As I read about the beginning of Jacob’s life in Genesis 25, I am struck again by how messy life is and how much there is in life that we have no control over. Jacob had no control over the family he was a part of, the fact that he was a second-born twin, his physical appearance, the essence of his personality, the fact that his parents would play favorites. Jacob could not have remembered the history of his early life. Much of what he learned came from stories told by others. These stories have been passed down to us as the word of the Lord.
We all have stories about our early lives, and this story of Jacob is particularly intriguing to me because I too am a second-born twin. I have heard many times how my parents didn’t know my mother was carrying twins because there were no ultrasound back then, though my aunt had suggested she was either having triplets or an elephant because she was so big. After my sister was delivered, the doctor said, “There is another one.” And twelve minutes later I came into the world.
My sister and I are fraternal twins, though we look more alike than Jacob and Esau apparently did. But we were different temperamentally as well. My mother loved to tell me how my sister started to walk when she was 8 months old, getting up and running until she fell down or ran into a wall. I, on the other hand, walked along the furniture until sixteen months, and when I finally let go, I walked without falling down.
It’s difficult for me to accept that in Jacob’s time, the firstborn alone would inherit the family wealth. That system sets ups a kind of favoritism and conveys messages of value or lack of value. So while it may be understandable that Isaac favors the son who will carry on his name and the family destiny and that Rebecca favors the child who is more like her--without power or promise—it’s still hard for me to read about their favoritism because my parents really tried to be fair in how they dealt with their children. But the truth is, children are different and have different needs. And every family has their ways—some good, some not so good, and even children in the same family can have differing perceptions of what life is like.
So reflecting on Jacob’s story, his family, his beginnings, his life, and his relationships has drawn me to think about myself. Being a twin, birth order, personality, family dynamics, and other factors have shaped me and the way I view the world—in conscious and unconscious ways. That is true for every one of us. Like Esau and Jacob, we all have the tendency to want what we want when we want it and to seek to control and take care of our own needs by our own human striving. We want to control our destiny by our own willful choices.

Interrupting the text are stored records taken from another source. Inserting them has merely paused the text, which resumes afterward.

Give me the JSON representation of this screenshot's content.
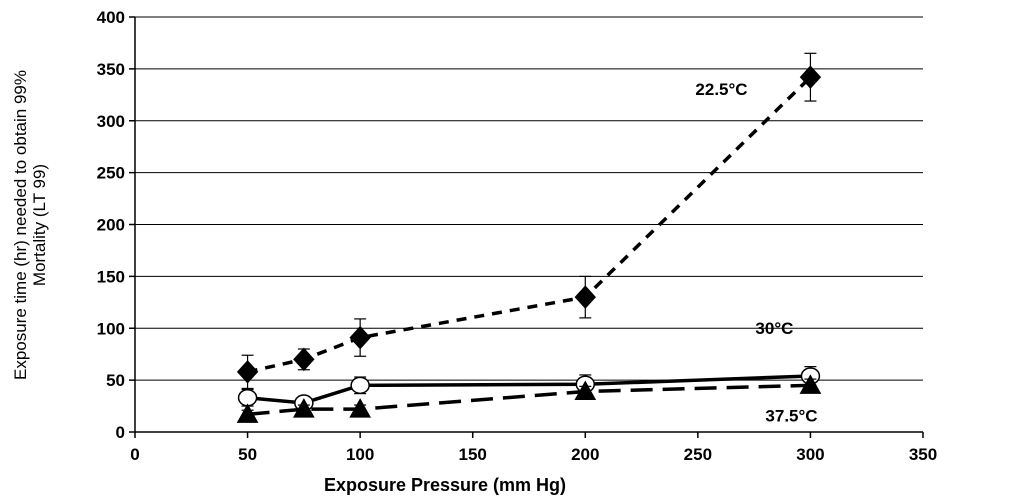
{
  "chart_data": {
    "type": "line",
    "xlabel": "Exposure Pressure (mm Hg)",
    "ylabel_lines": [
      "Exposure time (hr) needed to obtain 99%",
      "Mortality (LT 99)"
    ],
    "xlim": [
      0,
      350
    ],
    "ylim": [
      0,
      400
    ],
    "xticks": [
      0,
      50,
      100,
      150,
      200,
      250,
      300,
      350
    ],
    "yticks": [
      0,
      50,
      100,
      150,
      200,
      250,
      300,
      350,
      400
    ],
    "grid": "horizontal",
    "legend": "none",
    "series": [
      {
        "name": "22.5°C",
        "marker": "diamond",
        "marker_fill": "#000000",
        "line_style": "dashed-short",
        "x": [
          50,
          75,
          100,
          200,
          300
        ],
        "y": [
          58,
          70,
          91,
          130,
          342
        ],
        "err": [
          16,
          10,
          18,
          20,
          23
        ]
      },
      {
        "name": "30°C",
        "marker": "circle",
        "marker_fill": "#ffffff",
        "line_style": "solid",
        "x": [
          50,
          75,
          100,
          200,
          300
        ],
        "y": [
          33,
          28,
          45,
          46,
          54
        ],
        "err": [
          8,
          4,
          8,
          9,
          9
        ]
      },
      {
        "name": "37.5°C",
        "marker": "triangle",
        "marker_fill": "#000000",
        "line_style": "dashed-long",
        "x": [
          50,
          75,
          100,
          200,
          300
        ],
        "y": [
          17,
          22,
          22,
          39,
          45
        ],
        "err": [
          4,
          4,
          4,
          5,
          6
        ]
      }
    ]
  }
}
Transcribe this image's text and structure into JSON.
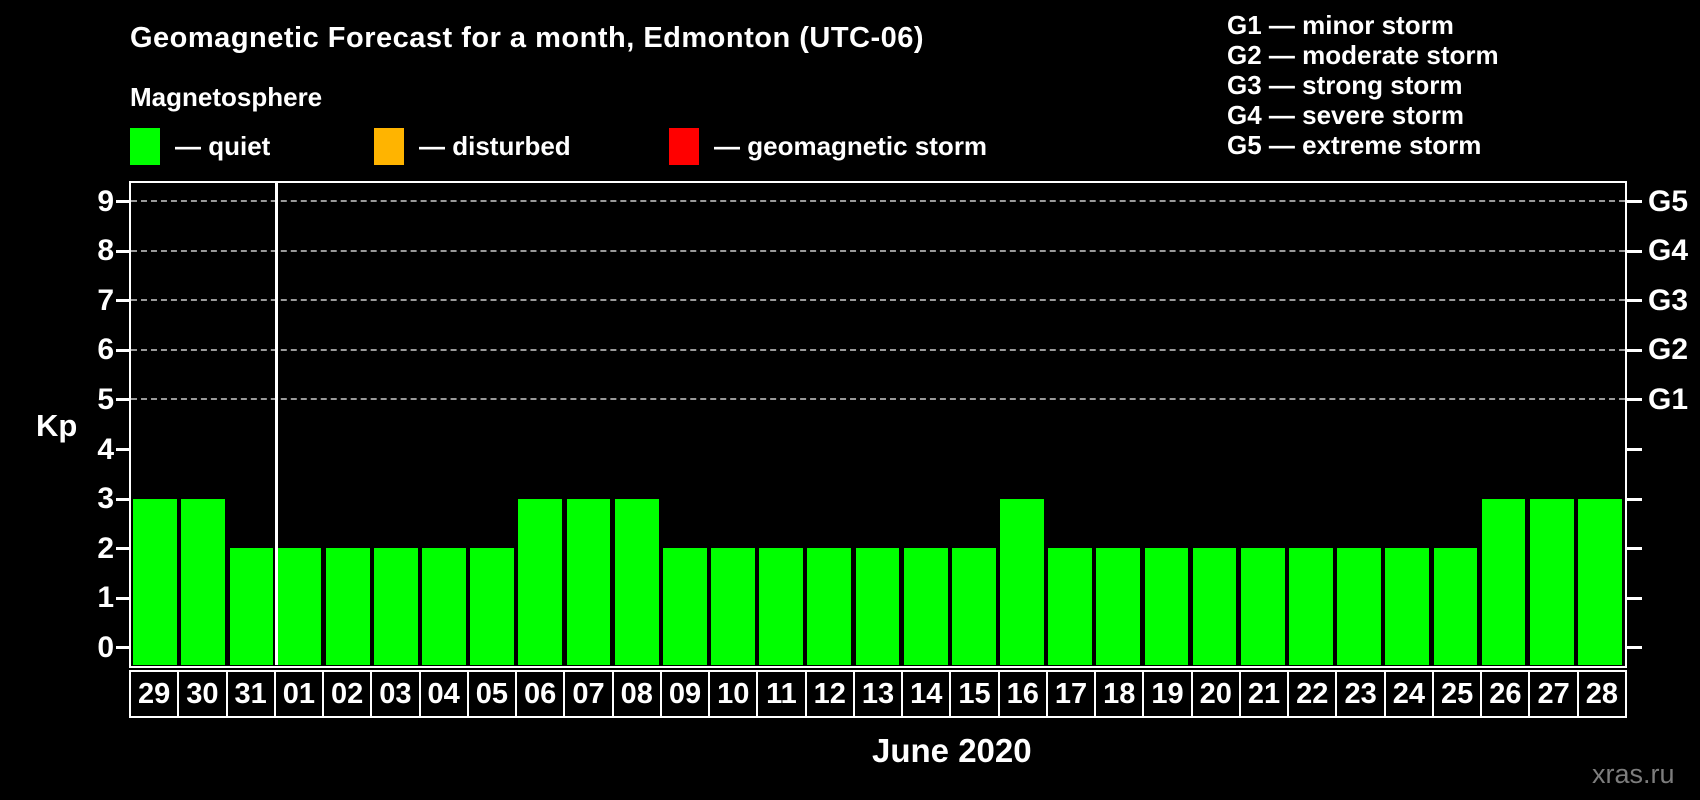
{
  "header": {
    "title": "Geomagnetic Forecast for a month, Edmonton (UTC-06)"
  },
  "legend": {
    "title": "Magnetosphere",
    "items": [
      {
        "key": "quiet",
        "label": "— quiet",
        "color": "#00ff00"
      },
      {
        "key": "disturbed",
        "label": "— disturbed",
        "color": "#ffb400"
      },
      {
        "key": "geomagnetic-storm",
        "label": "— geomagnetic storm",
        "color": "#ff0000"
      }
    ]
  },
  "storm_scale": [
    "G1 — minor storm",
    "G2 — moderate storm",
    "G3 — strong storm",
    "G4 — severe storm",
    "G5 — extreme storm"
  ],
  "watermark": "xras.ru",
  "chart_data": {
    "type": "bar",
    "title": "Geomagnetic Forecast for a month, Edmonton (UTC-06)",
    "xlabel": "June 2020",
    "ylabel": "Kp",
    "ylim": [
      -0.36,
      9.37
    ],
    "yticks": [
      0,
      1,
      2,
      3,
      4,
      5,
      6,
      7,
      8,
      9
    ],
    "gridlines_at_kp": [
      5,
      6,
      7,
      8,
      9
    ],
    "grid_style": "dashed gray horizontal lines at G-storm levels only",
    "right_axis_labels": [
      {
        "label": "G1",
        "kp": 5
      },
      {
        "label": "G2",
        "kp": 6
      },
      {
        "label": "G3",
        "kp": 7
      },
      {
        "label": "G4",
        "kp": 8
      },
      {
        "label": "G5",
        "kp": 9
      }
    ],
    "categories": [
      "29",
      "30",
      "31",
      "01",
      "02",
      "03",
      "04",
      "05",
      "06",
      "07",
      "08",
      "09",
      "10",
      "11",
      "12",
      "13",
      "14",
      "15",
      "16",
      "17",
      "18",
      "19",
      "20",
      "21",
      "22",
      "23",
      "24",
      "25",
      "26",
      "27",
      "28"
    ],
    "values": [
      3,
      3,
      2,
      2,
      2,
      2,
      2,
      2,
      3,
      3,
      3,
      2,
      2,
      2,
      2,
      2,
      2,
      2,
      3,
      2,
      2,
      2,
      2,
      2,
      2,
      2,
      2,
      2,
      3,
      3,
      3
    ],
    "bar_color": "#00ff00",
    "separator_after_index": 2,
    "frame_color": "#ffffff",
    "gridline_color": "#9a9a9a",
    "background_color": "#000000",
    "legend_position": "top"
  }
}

However, the invitation from God is to see our life not as something to be achieved but a gift to be received. Yet in order to do this, we must lay down our willfulness and willingly trust his love and rely on his grace to do for us what we cannot do for ourselves. As I was reflecting on this, I was reminded of a passage from Henri Nouwen’s Return of the Prodigal Son:
It was not I who chose God, but God who first chose me. This is the great mystery of our faith. We do not choose God, God chooses us. From all eternity we are hidden “in the shadow of God’s hand” and "engraved on his palm”. Before any human being touches us, God “forms us in secret” and “textures us” in the depth of the earth, and before any human being decides about us, God “knits us together in our mother’s womb.” God loves us before any human person can show love to us. He loves us with a “first” love, and unlimited, unconditional love, wants us to be his beloved children, and tells us to become as loving as himself…. It is the first and everlasting love of a God who is Father as well as Mother. It is the fountain of all true human love, even the most limited. Jesus’ whole life and preaching had only one aim: to reveal this inexhaustible, unlimited motherly and fatherly love of his God and to show the way to let that love guide every part of our daily lives… It is the love that always welcomes home and always wants to celebrate.
I am very grateful today for my life, for being a twin, for the family God has given me. But what I am most grateful for is the deep and abiding truth that I belong to God. That is a gift of grace, and as I follow the story of Jacob’s life and the many ways that life is messy, I want to continue to recognize grace, rejoice in grace, and rest in grace.